Jerad: Yes, you need images on your website. It's hard to make a connection with a business without them. As a brand, you want to create a familiarity with your company through your images. Even if it's an image of one of your plumbing trucks, people will be able to recognize it when they’re out and about because they’ve seen it on your website. If you're going to have a website, think written content and photos to accompany the content.
Ben: A website without images is like having a birthday party without cake or presents. It’s entirely possible to do it without them, but WHY would you want to?? You could have the best written content in the world, but if it doesn’t have brilliant images to draw in and connect with potential clients or customers, you’re only hindering your business’s success.
So yes, you definitely need images on your website. How many though? As little as one hero image (a large banner image or large header image) can be enough to give your website a fighting chance in the online world. The more images you include, the more you are able to connect with your customer. However, you don’t want to completely fill your site with images. White (or blank) space is very under-appreciated, but necessary, to give your content room to breathe.
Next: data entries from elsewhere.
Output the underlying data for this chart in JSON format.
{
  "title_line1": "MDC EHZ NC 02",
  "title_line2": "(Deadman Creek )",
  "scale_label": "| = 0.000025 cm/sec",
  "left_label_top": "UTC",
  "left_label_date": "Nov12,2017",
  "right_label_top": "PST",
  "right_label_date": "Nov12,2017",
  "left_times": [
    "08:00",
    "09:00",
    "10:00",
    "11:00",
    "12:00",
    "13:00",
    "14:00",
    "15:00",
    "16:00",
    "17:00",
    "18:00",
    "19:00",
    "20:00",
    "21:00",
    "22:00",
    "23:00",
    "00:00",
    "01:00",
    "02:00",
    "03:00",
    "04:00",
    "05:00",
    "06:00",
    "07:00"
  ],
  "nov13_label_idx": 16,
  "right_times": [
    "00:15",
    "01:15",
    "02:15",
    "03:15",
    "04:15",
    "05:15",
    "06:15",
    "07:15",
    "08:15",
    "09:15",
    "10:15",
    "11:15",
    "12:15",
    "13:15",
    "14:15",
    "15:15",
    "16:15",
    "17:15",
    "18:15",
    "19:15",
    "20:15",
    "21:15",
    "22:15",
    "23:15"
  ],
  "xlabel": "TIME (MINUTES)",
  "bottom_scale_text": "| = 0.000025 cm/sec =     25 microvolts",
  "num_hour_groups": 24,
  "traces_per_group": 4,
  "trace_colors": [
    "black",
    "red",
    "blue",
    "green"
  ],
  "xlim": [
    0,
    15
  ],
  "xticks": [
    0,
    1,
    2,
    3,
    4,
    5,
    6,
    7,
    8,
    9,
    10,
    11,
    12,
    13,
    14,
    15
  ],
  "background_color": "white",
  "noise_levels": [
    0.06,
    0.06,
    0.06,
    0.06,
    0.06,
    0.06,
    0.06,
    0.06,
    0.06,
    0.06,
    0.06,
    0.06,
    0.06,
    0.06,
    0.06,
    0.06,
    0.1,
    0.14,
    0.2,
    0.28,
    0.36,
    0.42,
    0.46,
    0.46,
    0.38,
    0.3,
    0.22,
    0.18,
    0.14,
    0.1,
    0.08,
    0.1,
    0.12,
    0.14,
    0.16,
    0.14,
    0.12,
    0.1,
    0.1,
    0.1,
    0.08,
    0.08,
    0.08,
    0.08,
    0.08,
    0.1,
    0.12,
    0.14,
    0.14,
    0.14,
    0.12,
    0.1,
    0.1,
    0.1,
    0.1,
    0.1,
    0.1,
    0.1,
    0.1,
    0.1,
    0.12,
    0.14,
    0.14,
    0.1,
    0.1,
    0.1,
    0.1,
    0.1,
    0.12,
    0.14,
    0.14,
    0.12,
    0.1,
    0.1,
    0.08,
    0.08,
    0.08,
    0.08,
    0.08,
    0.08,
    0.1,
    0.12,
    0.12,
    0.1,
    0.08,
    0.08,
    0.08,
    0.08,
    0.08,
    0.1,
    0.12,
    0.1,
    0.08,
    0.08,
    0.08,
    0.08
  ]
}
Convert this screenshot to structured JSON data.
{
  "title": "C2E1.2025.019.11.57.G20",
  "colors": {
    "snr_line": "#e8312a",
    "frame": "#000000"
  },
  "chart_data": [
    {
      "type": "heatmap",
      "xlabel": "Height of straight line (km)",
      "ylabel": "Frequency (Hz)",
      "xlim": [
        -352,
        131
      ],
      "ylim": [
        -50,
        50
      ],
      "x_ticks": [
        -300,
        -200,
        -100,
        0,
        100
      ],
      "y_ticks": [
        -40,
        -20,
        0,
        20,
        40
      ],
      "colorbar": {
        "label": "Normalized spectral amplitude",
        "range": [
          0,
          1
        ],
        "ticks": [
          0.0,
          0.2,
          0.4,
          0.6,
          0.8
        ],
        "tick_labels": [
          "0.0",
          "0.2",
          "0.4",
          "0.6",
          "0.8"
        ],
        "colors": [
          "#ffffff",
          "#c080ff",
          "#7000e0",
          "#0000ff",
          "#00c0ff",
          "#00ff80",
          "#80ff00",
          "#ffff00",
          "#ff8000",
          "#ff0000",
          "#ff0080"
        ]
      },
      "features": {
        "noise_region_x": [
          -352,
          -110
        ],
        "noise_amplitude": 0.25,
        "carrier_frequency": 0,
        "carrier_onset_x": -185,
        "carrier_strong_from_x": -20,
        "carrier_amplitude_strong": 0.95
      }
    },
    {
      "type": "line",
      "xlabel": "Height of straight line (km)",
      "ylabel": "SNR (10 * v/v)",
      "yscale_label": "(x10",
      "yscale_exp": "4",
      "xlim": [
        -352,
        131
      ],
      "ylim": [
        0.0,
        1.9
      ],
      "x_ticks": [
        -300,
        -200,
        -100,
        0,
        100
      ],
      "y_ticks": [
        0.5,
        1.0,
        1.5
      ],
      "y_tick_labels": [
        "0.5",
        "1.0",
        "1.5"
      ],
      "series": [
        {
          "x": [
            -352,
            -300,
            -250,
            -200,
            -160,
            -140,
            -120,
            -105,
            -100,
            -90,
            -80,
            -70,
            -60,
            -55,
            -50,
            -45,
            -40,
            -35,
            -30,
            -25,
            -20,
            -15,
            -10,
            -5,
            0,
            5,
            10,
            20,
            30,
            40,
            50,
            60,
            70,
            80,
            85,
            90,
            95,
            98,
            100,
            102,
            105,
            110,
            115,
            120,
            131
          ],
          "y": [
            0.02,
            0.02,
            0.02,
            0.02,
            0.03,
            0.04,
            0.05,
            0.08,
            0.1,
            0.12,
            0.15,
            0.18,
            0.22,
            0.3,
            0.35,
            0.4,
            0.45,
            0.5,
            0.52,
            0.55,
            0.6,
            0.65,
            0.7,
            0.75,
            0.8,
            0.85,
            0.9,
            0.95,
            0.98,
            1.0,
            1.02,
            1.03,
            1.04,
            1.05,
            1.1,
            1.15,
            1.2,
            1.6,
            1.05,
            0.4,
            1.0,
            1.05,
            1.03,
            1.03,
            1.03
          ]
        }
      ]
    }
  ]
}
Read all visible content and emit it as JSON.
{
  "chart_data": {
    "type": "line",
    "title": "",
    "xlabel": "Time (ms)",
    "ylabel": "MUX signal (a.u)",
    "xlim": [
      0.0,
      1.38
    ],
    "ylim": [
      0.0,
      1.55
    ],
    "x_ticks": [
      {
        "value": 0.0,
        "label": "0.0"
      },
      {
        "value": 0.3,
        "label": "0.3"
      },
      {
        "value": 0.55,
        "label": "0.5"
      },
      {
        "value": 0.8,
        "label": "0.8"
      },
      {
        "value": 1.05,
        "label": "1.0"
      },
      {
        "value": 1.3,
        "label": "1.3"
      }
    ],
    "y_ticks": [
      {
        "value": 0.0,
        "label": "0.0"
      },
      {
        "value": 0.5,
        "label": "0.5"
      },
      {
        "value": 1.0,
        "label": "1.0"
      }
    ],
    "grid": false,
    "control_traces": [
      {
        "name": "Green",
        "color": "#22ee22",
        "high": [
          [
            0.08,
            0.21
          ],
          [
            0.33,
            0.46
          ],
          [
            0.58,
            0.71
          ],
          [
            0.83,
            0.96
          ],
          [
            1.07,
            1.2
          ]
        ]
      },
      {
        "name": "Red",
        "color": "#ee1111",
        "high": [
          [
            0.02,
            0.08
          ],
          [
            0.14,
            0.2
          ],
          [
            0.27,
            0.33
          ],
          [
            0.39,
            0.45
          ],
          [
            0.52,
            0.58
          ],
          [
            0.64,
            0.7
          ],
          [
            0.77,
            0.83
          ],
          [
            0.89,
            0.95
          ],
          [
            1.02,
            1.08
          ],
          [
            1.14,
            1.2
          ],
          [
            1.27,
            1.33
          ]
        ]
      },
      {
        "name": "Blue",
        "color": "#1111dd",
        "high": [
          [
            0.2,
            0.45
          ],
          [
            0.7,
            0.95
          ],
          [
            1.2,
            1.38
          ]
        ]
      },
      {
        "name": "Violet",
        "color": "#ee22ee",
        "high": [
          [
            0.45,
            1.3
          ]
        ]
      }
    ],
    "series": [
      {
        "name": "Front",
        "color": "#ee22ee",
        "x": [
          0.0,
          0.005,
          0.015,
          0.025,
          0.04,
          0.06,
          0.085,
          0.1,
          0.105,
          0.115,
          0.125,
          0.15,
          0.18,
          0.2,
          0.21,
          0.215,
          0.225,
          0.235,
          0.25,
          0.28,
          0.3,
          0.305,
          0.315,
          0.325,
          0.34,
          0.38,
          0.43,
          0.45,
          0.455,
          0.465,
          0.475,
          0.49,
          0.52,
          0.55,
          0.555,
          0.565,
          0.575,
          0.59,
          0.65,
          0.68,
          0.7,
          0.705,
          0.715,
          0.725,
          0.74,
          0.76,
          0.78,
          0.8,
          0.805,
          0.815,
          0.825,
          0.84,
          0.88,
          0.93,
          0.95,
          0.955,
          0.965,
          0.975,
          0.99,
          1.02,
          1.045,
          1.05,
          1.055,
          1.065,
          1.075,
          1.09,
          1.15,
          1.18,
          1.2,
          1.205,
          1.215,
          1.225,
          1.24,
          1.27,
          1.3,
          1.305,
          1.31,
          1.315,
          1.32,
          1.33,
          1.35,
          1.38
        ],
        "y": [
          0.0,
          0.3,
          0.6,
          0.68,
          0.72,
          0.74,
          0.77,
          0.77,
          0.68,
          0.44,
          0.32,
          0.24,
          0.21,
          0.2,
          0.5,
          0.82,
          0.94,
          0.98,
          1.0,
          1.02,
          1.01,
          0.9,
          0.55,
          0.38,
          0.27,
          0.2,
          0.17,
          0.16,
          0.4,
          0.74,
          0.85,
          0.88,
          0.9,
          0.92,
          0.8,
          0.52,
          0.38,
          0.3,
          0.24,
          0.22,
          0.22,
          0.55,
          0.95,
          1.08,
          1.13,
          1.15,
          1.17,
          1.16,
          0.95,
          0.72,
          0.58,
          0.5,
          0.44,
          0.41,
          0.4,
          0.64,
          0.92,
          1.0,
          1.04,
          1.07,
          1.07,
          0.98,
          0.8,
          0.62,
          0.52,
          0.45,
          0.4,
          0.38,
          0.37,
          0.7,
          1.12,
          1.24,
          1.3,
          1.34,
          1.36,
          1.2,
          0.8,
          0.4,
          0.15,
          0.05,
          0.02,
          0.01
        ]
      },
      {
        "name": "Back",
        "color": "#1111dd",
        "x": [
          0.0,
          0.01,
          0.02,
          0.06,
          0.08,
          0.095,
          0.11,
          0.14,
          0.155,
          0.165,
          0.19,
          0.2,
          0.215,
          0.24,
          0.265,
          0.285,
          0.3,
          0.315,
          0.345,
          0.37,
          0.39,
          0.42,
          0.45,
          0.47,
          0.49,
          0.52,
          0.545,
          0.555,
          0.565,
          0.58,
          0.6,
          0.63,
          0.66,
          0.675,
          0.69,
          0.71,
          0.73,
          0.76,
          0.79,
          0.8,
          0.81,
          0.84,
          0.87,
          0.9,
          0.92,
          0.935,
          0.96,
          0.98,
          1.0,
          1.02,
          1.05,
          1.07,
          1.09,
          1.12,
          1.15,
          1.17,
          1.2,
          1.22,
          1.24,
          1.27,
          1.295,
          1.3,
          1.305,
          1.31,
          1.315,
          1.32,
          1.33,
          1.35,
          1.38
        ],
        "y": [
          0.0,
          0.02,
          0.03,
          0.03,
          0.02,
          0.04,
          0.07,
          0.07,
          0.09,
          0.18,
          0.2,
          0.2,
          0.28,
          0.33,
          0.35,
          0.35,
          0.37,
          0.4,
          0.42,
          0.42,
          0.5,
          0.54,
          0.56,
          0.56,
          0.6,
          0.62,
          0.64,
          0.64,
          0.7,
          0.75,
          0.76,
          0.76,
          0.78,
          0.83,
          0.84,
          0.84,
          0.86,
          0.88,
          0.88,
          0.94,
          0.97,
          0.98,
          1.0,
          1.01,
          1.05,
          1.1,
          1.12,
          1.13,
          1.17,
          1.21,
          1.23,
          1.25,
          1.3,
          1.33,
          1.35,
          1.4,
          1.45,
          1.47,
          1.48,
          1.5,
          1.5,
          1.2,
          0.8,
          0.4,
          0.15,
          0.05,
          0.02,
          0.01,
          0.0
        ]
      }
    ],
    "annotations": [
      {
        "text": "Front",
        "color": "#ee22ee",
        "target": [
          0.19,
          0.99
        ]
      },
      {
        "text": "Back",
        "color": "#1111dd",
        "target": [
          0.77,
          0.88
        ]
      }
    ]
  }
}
Mike: I agree. You should always think of your website photography as something that connects with your written content. I think that every page should have at least one photo to make it interesting. Product images are good. For example, if you have a software or another solution, screen shots work great to showcase what you sell and how your product works. And if you're going to showcase your staff, it's worth the investment to hire a photographer or try to get them to be uniform.